KPNQwest market value has collapsed from Euro40bn to Euro21m in two years through debt from building its fibre-optic networks. The company reiterated that its debt and equity securities are probably now worthless.
Its largest shareholders and main customers - US-based Qwest Communications and Holland's KPN, which each own about 40% - will do little to rescue the joint venture they started in 1999. Qwest said on 15 May that it has no obligation to continue funding KPNQwest, which represents just USD10m in quarterly revenue for Qwest. However, Qwest could face a charge of up to USD706m.

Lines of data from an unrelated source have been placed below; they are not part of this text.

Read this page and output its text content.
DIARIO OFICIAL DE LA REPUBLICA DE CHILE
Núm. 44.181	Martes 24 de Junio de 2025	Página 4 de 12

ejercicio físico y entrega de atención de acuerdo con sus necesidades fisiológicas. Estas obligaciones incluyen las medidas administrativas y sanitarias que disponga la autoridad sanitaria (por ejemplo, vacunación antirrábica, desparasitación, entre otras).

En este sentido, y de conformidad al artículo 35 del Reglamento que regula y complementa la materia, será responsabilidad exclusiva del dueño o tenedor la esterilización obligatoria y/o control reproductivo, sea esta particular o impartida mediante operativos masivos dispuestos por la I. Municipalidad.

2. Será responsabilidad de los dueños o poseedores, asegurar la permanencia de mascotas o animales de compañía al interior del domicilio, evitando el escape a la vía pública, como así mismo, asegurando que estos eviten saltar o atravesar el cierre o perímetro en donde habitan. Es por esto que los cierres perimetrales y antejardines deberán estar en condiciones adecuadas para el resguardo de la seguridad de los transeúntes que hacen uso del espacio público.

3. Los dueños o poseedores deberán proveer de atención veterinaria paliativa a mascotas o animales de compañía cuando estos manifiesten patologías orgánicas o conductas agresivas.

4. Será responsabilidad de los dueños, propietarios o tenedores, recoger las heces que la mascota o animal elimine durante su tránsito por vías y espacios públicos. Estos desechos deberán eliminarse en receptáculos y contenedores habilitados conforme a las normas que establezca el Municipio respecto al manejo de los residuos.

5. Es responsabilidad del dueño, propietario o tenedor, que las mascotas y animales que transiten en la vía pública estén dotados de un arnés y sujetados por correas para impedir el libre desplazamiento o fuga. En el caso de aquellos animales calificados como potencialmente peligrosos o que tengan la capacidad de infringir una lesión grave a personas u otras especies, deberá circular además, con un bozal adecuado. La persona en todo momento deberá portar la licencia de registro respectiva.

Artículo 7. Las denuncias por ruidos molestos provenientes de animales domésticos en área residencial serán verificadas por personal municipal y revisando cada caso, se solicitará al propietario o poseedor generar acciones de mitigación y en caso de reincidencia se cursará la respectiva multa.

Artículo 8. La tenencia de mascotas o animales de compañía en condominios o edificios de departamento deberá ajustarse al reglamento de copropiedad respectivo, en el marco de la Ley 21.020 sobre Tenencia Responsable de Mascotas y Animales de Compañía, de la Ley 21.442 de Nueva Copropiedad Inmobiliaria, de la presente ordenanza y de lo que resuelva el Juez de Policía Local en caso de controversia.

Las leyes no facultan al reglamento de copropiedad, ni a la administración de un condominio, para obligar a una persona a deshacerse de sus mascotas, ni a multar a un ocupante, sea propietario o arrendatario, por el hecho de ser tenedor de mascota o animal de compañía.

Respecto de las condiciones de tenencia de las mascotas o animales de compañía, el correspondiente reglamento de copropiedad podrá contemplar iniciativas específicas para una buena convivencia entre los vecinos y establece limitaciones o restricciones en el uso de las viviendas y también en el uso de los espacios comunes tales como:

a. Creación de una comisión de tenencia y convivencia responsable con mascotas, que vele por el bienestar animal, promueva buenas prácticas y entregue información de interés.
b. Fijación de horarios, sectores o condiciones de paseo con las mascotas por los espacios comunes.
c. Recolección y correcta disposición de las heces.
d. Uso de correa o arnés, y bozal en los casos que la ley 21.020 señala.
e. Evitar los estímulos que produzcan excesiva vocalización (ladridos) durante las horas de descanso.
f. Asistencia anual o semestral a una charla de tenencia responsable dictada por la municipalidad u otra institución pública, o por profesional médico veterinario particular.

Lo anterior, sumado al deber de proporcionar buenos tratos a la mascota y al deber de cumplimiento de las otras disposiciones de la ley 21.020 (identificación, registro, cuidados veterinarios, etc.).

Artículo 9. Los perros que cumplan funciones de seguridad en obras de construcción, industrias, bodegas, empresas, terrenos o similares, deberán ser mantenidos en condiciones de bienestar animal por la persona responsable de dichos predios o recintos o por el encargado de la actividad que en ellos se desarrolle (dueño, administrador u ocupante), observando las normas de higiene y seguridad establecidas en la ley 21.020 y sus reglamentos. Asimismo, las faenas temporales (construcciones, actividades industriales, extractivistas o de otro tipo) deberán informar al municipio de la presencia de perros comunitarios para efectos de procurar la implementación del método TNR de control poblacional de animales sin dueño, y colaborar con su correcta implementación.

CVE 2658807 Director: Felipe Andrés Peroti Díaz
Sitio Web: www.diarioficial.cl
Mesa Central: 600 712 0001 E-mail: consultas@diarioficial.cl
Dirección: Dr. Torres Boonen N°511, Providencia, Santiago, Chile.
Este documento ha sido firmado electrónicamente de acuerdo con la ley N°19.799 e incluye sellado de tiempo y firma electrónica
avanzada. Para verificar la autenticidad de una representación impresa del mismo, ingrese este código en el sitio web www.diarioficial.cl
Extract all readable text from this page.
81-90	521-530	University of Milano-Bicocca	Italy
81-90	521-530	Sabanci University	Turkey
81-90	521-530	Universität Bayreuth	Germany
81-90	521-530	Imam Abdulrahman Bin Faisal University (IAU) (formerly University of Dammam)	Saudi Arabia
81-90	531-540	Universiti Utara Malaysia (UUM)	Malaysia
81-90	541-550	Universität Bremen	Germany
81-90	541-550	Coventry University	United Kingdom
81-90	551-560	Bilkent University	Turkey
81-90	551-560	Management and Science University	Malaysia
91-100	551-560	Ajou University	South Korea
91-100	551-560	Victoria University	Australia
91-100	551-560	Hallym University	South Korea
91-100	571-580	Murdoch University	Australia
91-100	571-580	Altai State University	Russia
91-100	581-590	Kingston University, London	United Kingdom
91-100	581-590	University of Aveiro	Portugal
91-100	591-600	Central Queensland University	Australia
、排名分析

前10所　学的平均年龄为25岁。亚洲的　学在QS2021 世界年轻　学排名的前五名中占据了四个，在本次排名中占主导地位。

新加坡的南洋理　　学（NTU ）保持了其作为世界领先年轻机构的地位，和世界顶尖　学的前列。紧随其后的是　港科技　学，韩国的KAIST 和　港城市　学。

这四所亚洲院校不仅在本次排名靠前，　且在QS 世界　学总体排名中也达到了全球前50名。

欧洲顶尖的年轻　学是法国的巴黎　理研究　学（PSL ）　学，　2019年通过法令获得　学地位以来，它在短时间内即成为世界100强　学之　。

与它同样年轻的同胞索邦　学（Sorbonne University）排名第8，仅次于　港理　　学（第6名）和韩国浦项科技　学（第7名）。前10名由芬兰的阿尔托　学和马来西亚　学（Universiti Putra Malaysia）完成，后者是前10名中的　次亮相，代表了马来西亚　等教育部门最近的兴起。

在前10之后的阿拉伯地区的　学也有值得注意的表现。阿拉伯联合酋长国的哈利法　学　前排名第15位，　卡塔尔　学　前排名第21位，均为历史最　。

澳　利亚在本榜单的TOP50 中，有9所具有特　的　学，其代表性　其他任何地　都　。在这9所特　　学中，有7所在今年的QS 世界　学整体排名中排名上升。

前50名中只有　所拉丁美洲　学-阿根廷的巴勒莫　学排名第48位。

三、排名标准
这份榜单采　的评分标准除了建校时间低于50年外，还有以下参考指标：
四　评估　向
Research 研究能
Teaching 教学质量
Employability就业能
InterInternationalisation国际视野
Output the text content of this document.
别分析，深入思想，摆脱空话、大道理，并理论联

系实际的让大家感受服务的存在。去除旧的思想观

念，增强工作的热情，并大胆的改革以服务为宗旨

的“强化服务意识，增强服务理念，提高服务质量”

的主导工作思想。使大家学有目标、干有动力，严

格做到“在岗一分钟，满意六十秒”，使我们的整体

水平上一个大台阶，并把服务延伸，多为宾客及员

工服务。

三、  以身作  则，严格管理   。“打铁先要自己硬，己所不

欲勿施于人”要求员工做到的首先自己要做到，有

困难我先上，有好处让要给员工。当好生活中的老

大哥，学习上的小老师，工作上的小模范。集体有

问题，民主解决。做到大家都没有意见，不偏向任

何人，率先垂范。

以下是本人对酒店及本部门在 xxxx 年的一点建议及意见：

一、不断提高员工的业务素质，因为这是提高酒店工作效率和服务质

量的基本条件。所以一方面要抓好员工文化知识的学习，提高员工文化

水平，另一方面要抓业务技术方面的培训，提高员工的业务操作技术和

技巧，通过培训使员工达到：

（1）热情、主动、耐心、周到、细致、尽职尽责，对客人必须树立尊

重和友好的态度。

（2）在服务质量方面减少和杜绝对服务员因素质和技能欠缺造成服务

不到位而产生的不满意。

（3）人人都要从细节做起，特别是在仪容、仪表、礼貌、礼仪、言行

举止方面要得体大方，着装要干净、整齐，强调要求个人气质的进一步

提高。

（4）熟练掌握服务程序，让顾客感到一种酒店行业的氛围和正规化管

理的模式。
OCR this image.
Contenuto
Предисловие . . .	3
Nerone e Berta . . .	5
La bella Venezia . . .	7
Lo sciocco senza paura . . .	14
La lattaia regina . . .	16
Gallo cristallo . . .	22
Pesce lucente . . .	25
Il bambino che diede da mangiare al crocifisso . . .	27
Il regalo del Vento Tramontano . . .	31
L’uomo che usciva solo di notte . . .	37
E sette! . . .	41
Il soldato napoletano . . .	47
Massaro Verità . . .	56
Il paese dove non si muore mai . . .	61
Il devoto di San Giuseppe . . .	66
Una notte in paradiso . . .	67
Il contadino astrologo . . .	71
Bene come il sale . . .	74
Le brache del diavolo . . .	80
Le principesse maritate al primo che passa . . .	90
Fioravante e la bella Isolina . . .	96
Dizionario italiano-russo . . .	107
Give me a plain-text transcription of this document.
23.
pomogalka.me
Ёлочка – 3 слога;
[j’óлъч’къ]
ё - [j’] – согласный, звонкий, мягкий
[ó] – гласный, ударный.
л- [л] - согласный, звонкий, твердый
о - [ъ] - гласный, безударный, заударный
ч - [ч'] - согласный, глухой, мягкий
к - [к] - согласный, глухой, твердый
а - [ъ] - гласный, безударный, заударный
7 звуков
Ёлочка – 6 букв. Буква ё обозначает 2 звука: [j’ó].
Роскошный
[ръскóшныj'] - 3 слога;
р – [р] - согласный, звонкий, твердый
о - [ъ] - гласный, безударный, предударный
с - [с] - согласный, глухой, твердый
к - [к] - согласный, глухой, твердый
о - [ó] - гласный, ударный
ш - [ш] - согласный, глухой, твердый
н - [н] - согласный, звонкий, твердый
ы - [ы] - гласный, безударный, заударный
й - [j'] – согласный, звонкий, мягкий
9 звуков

Last quarter, it took a charge of USD462m to write down the carrying value of its investment.
KPNQwest said it was in talks with key shareholders and banks to find funding sources, but that it had so far failed to sell assets which had been targeted for disposal.
As many as 10 groups are interested in buying all or parts of the company. Most had already approached the company in April, it says. The Financial Times reported that KPNQwest has held takeover talks with the UK's Cable & Wireless plc and BT Group plc as well as AT&T Corp and Verizon Communications of the US and Spain's Telefonica SA.
* Standard & Poors has downgraded the long-term credit rating of Qwest Communications International Inc, the USA's fourth largest telecom company, from a triple B minus to BB+ (the highest junk grade). This assumes that Qwest manages to sell its directories business for about USD8bn.
Qwest has a series of pending investor lawsuits and an on-going Securites and Exchange Commission investigation into accounting practices, such as engaging in capacity swaps, or indefeasible rights of use (IRUs) with companies like Global Crossing Ltd and Enron.
Qwest is relying on the sale of non-core assets (wireless properties and access lines) for a hoped-for USD10bn and 2000 lay-offs announced in April to reduce its USD26.2bn debt.